EEB news
New U-M "Flume Room" contains 150 mini Huron Rivers
Monday, January 09, 2012
More than 3,000 gallons of Huron River water were trucked to the University of Michigan campus recently to create 150 mini-Hurons that are used to study how environmental changes affect freshwater habitats like rivers and streams.
The artificial streams are called flumes, and U-M's new $1 million "Flume Room" is in the basement of the Dana Building, home to the School of Natural Resources and Environment. The U-M flume lab is the largest facility of its kind in North America, and possibly the world.

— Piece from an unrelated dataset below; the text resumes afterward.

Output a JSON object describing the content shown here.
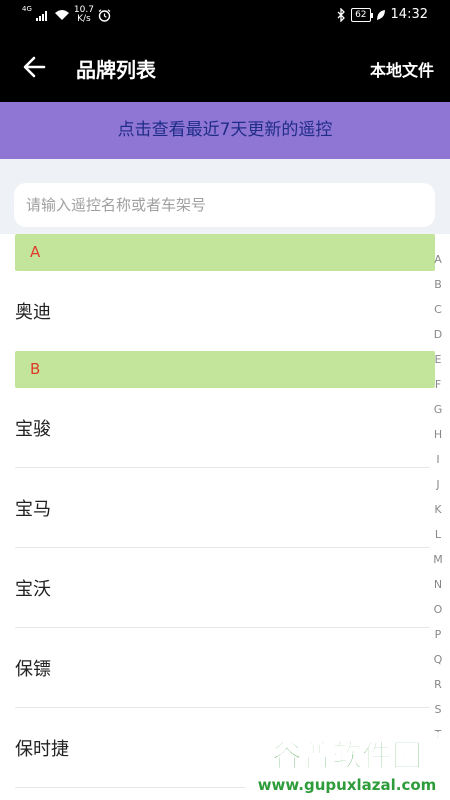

"We're taking little pieces of the Huron River – the water, the rocks, the bacteria, the algae, the insects and other small invertebrates that inhabit the stream – and we're placing them into these 150 small flumes. We try to mimic all the river conditions we possibly can," said Professor Bradley Cardinale of ecology and evolutionary biology and natural resources and environment, principal investigator of the flume project.
Running an experiment 150 times in 150 identical flumes provides what researchers call high replication, which enables them to precisely estimate how different environmental stresses – such as pollution, species invasions and extinctions, climate change and erosion – affect the river's health.
"The rationale for doing this is that the world's rivers and streams are being exposed to all sorts of human-induced stresses, and we can't possibly address them all – we don't have enough money, we don't have enough people and we don't have enough time," Cardinale said. "The point of this project is to figure out our top priorities. This project is going to tell us the top stressors we should be focusing on."